US national security adviser Mike Waltz has said that Ukrainian President Volodymyr Zelenskyy will sign a critical minerals deal with the US in “the very short term” and that the war in Ukraine will end “soon”, although Kyiv says several key points must still be agreed.
“Under Trump, this war will end and it will end soon,” Waltz told an audience at the Conservative Political Action Conference in Maryland on Friday. “He is the president of peace.”
Donald Trump called Vladimir Putin and Zelenskyy last week in an opening bid to end the war. He then dispatched senior US officials to meet Russian officials in Saudi Arabia on Tuesday but Zelenskyy was not invited.
Washington has moved to strip language from an annual G7 declaration of support for Kyiv that paints the Kremlin as the aggressor.
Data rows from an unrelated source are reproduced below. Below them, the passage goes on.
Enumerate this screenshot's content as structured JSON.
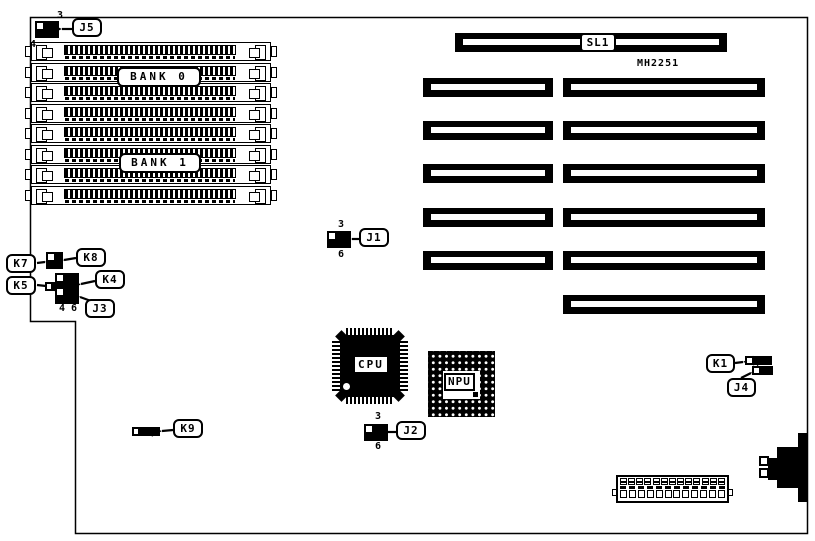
{
  "diagram": {
    "type": "motherboard connector location diagram",
    "part_number": "MH2251",
    "colors": {
      "ink": "#000000",
      "paper": "#ffffff"
    }
  },
  "labels": {
    "j1": "J1",
    "j2": "J2",
    "j3": "J3",
    "j4": "J4",
    "j5": "J5",
    "k1": "K1",
    "k4": "K4",
    "k5": "K5",
    "k7": "K7",
    "k8": "K8",
    "k9": "K9",
    "sl1": "SL1",
    "bank0": "BANK 0",
    "bank1": "BANK 1",
    "cpu": "CPU",
    "npu": "NPU"
  },
  "pins": {
    "j5_top": "3",
    "j5_bottom": "4",
    "j1_top": "3",
    "j1_bottom": "6",
    "j2_top": "3",
    "j2_bottom": "6",
    "j3_left": "4",
    "j3_right": "6"
  },
  "components": {
    "simm_socket_count": 8,
    "expansion_slots_left_column": 5,
    "expansion_slots_right_column": 6,
    "terminal_block_pins_top": 13,
    "terminal_block_pins_bottom": 12
  }
}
Ukraine has asked for security guarantees from the US, as well as Europe, to ensure that any peace deal is lasting and just, and will deter Russia from using an armistice to rest and re-arm, allowing it to resume its invasion.
Waltz said Zelenskyy wanted to develop critical minerals with US investment and claimed the Ukrainian leader would agree to a deal with Washington, although he did not provide details of the terms.
Zelenskyy last week rejected a proposal presented by US Treasury secretary Scott Bessent during a visit to Kyiv, saying it was not in Ukraine’s best interest as written.
The deal proposed that the US would take ownership of about 50 per cent of the rights to Ukraine’s rare earth and critical minerals in exchange for past military assistance, and did not contain any offers of future assistance.
Senior Ukrainian officials who viewed the proposal told the FT that Bessent demanded that Zelenskyy sign the deal in his presence.
The officials said they have spent the past week drawing up a counterproposal, which they discussed with the US special envoy for Ukraine, Keith Kellogg, in Kyiv on Thursday and Friday.
Zelenskyy said in an address on Thursday evening after his first meeting with Kellogg that he had “proposed the fastest and most constructive way to achieve results”.
“Ukraine is ready for a strong and truly effective agreement with the US president on investments and security,” he added.
“We’ve never said that we don’t want to sign [the deal],” a senior Ukrainian official said. “They don’t understand that the draft text can’t violate our constitution and, actually, we are helping Trump to make a real deal.”
The official added that Kyiv was trying to negotiate a “strong deal which doesn’t violate our laws and constitution and which guarantees the investments and security”.
Officials with knowledge of the ongoing negotiations said that the US had presented an improved proposal but that the two sides were still working on several points.
Zelenskyy’s rejection of the original US deal and the subsequent war of words between him and Trump over the past week has raised concerns about the strategic partnership between the two nations and future American assistance, upon which Ukraine greatly relies to fend off Russia’s attacks.
“We want to be productive with the Americans, it’s not our choice to argue,” the Ukrainian official said.
Trump this week falsely claimed that Zelenskyy had started the war, and raised the stakes further on Friday by saying that the Ukrainian president did not need to be involved in negotiations to bring it to an end. Trump also labelled Zelenskyy a “dictator” in a social media post.
“I don’t think he’s very important to be at meetings, to be honest with you,” Trump said. “When Zelenskyy said, oh, he wasn’t invited to a meeting, I mean, it wasn’t a priority because he did such a bad job in negotiating so far.”
Waltz on Friday told his audience of conservatives outside Washington that the US had “an obligation” to the American taxpayer “to recoup the hundreds of billions of dollars that have been invested in this war”, drawing applause from the crowd.
He added that Europe was “often” paid back for its contributions to Ukraine, so the US should be too.
“Here’s the bottom line, President Zelenskyy is going to sign that deal, and you will see that in the very short term,” said Waltz. “And that is good for Ukraine. What better could you have for Ukraine than to be in an economic partnership with the United States? . . . What better could you have for Ukraine to stop the killing?”
Waltz also portrayed Trump as a peacemaker. “He’s going to end the war in Europe. He is going to end the wars in the Middle East. He is going to reinvest the United States and our leadership in our own hemisphere, from the Arctic to the border to Panama,” he said.
“By the end of this all, we’re going to have the Nobel Peace Prize sitting next to the name of Donald J Trump,” he added.